According to a recent study by website optimization technology company Strangeloop Networks, the average ecommerce website takes 10 seconds to load, despite the fact that website visitors are likely to abandon a page if loading takes more than three seconds. The cause of the slower speeds may be that companies are biting off a little more than they can chew - although the average site operates 10 percent faster than a year ago, actual load times are slower.
“Site speed is a constantly moving target,” said Jonathan Bixby, CEO, Strangeloop Networks. "We’re always hearing numbers from one-off reports, but trying to compare these reports is an apples-and-oranges exercise. Our goal in conducting these annual surveys is to establish a baseline across a large set of sites, then measure these sites every year and revisit that baseline."
These statistics highlight a need to balance performance with complexity. While it can be valuable to produce high-end video content and graphics, the value of that content would be greatly diminished by performance roadblocks. In order to address this issue, businesses must not only select an ecommerce hosting provider that can meet the demands of the content they want to deliver, but actively test performance in different situations to ensure visitor experiences meet company objectives.
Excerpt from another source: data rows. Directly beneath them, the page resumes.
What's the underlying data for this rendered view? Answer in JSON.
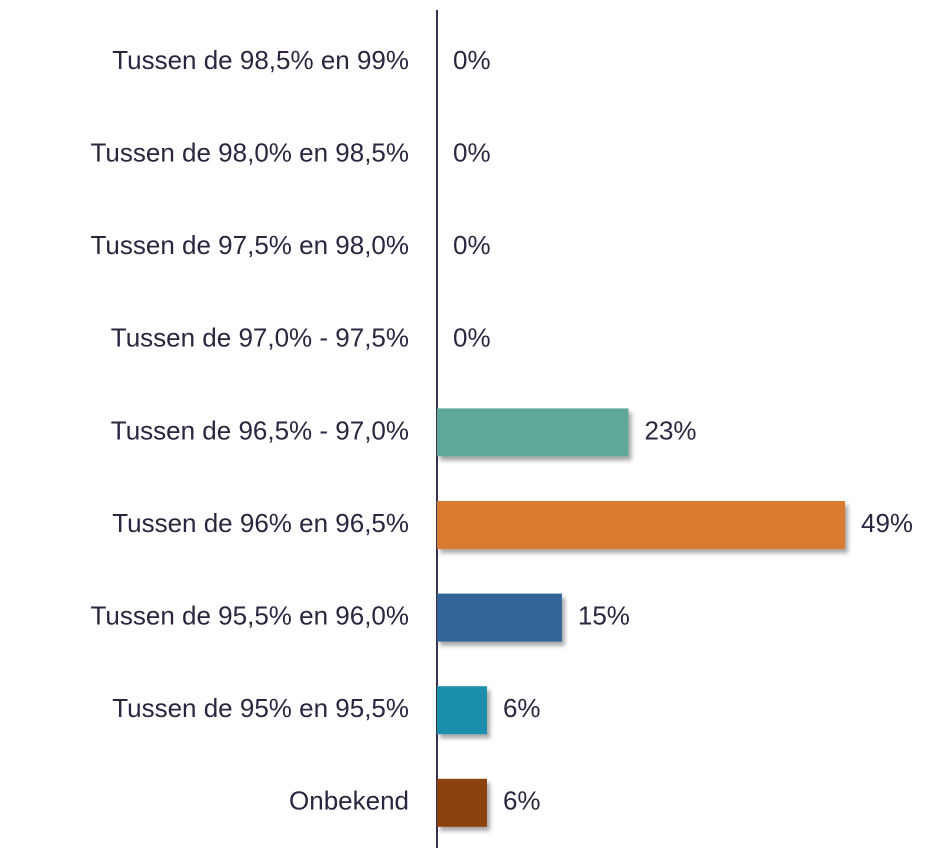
{
  "chart_data": {
    "type": "barh",
    "categories": [
      "Tussen de 98,5% en 99%",
      "Tussen de 98,0% en 98,5%",
      "Tussen de 97,5% en 98,0%",
      "Tussen de 97,0% - 97,5%",
      "Tussen de 96,5% - 97,0%",
      "Tussen de 96% en 96,5%",
      "Tussen de 95,5% en 96,0%",
      "Tussen de 95% en 95,5%",
      "Onbekend"
    ],
    "values": [
      0,
      0,
      0,
      0,
      23,
      49,
      15,
      6,
      6
    ],
    "value_labels": [
      "0%",
      "0%",
      "0%",
      "0%",
      "23%",
      "49%",
      "15%",
      "6%",
      "6%"
    ],
    "colors": [
      null,
      null,
      null,
      null,
      "#5fa898",
      "#d97b30",
      "#336699",
      "#1f8fad",
      "#8b4208"
    ]
  }
}
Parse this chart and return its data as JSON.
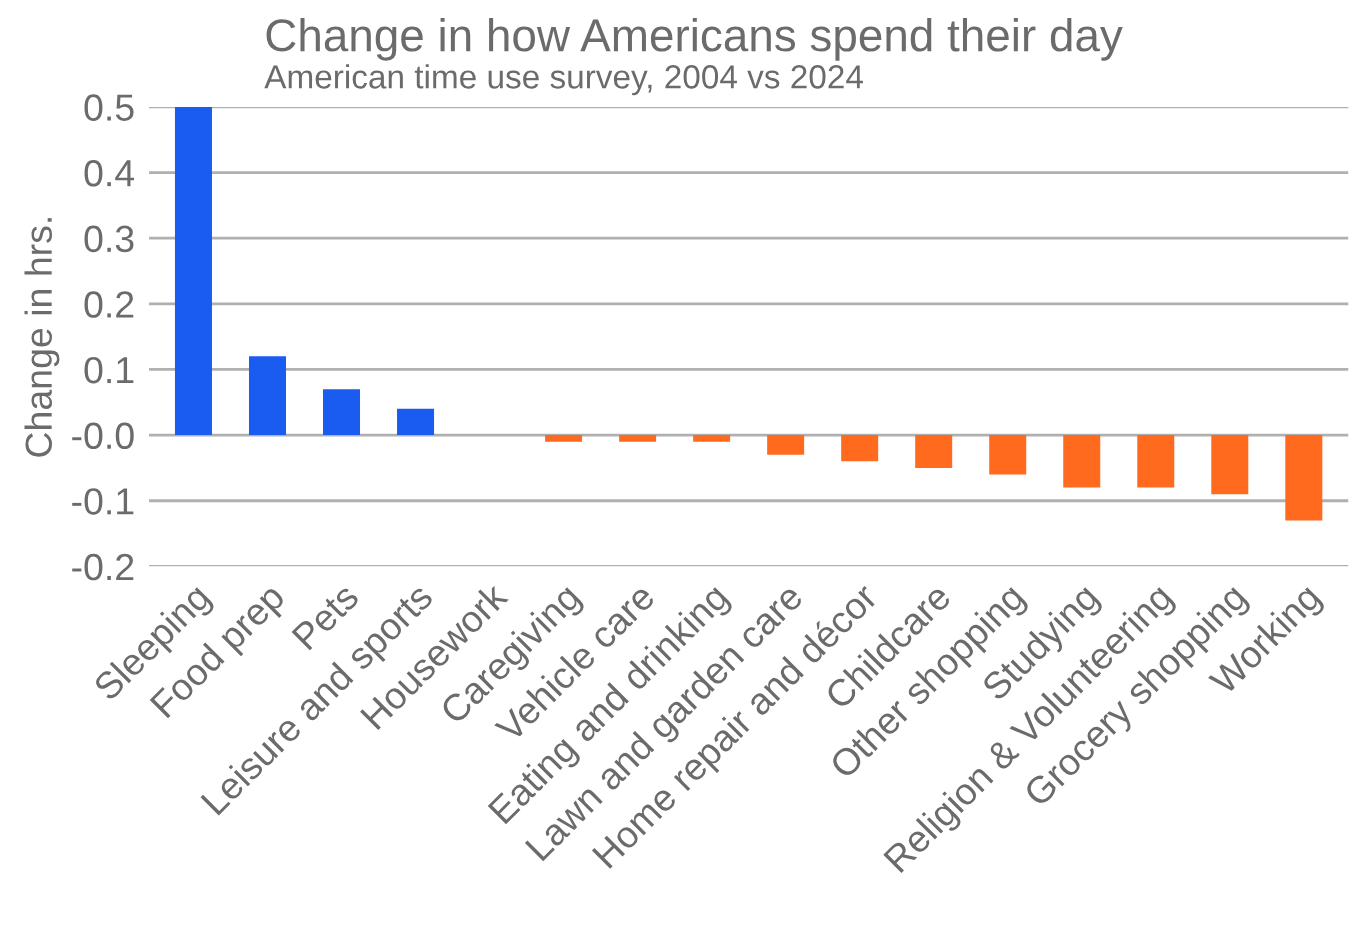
{
  "chart_data": {
    "type": "bar",
    "title": "Change in how Americans spend their day",
    "subtitle": "American time use survey, 2004 vs 2024",
    "ylabel": "Change in hrs.",
    "categories": [
      "Sleeping",
      "Food prep",
      "Pets",
      "Leisure and sports",
      "Housework",
      "Caregiving",
      "Vehicle care",
      "Eating and drinking",
      "Lawn and garden care",
      "Home repair and décor",
      "Childcare",
      "Other shopping",
      "Studying",
      "Religion & Volunteering",
      "Grocery shopping",
      "Working"
    ],
    "values": [
      0.5,
      0.12,
      0.07,
      0.04,
      0,
      -0.01,
      -0.01,
      -0.01,
      -0.03,
      -0.04,
      -0.05,
      -0.06,
      -0.08,
      -0.08,
      -0.09,
      -0.13
    ],
    "colors": [
      "#1a5cf0",
      "#1a5cf0",
      "#1a5cf0",
      "#1a5cf0",
      "#1a5cf0",
      "#ff6a1f",
      "#ff6a1f",
      "#ff6a1f",
      "#ff6a1f",
      "#ff6a1f",
      "#ff6a1f",
      "#ff6a1f",
      "#ff6a1f",
      "#ff6a1f",
      "#ff6a1f",
      "#ff6a1f"
    ],
    "ylim": [
      -0.2,
      0.5
    ],
    "yticks": [
      0.5,
      0.4,
      0.3,
      0.2,
      0.1,
      {
        "value": 0,
        "label": "-0.0"
      },
      -0.1,
      -0.2
    ],
    "grid": "y",
    "legend": false
  }
}
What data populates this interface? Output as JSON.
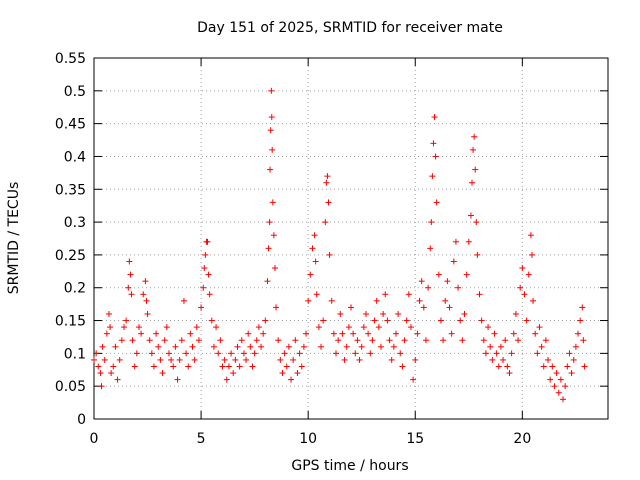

Factors limiting website speed
In addition to the capabilities of the ecommerce hosting provider, there are other factors that can result in poor user experiences. VentureBeat columnist John Koetsier recently highlighted a number of factors that contribute to reduced website performance. For example, many businesses utilize multiple services from different companies, effectively spreading out the management of their website. According to Koetsier, one slow server means the speed of the entire website is hampered.
Koetsier also raised the question of how this impacts top ecommerce websites such as Amazon. The study revealed that many of them don't function at optimal speed for users, yet this doesn't appear to be impacting sales. Bixby told VentureBeat that Amazon is simply an exception to the rule. In nearly every other situation, faster websites correlate with better core performance metrics such as shopping cart completions.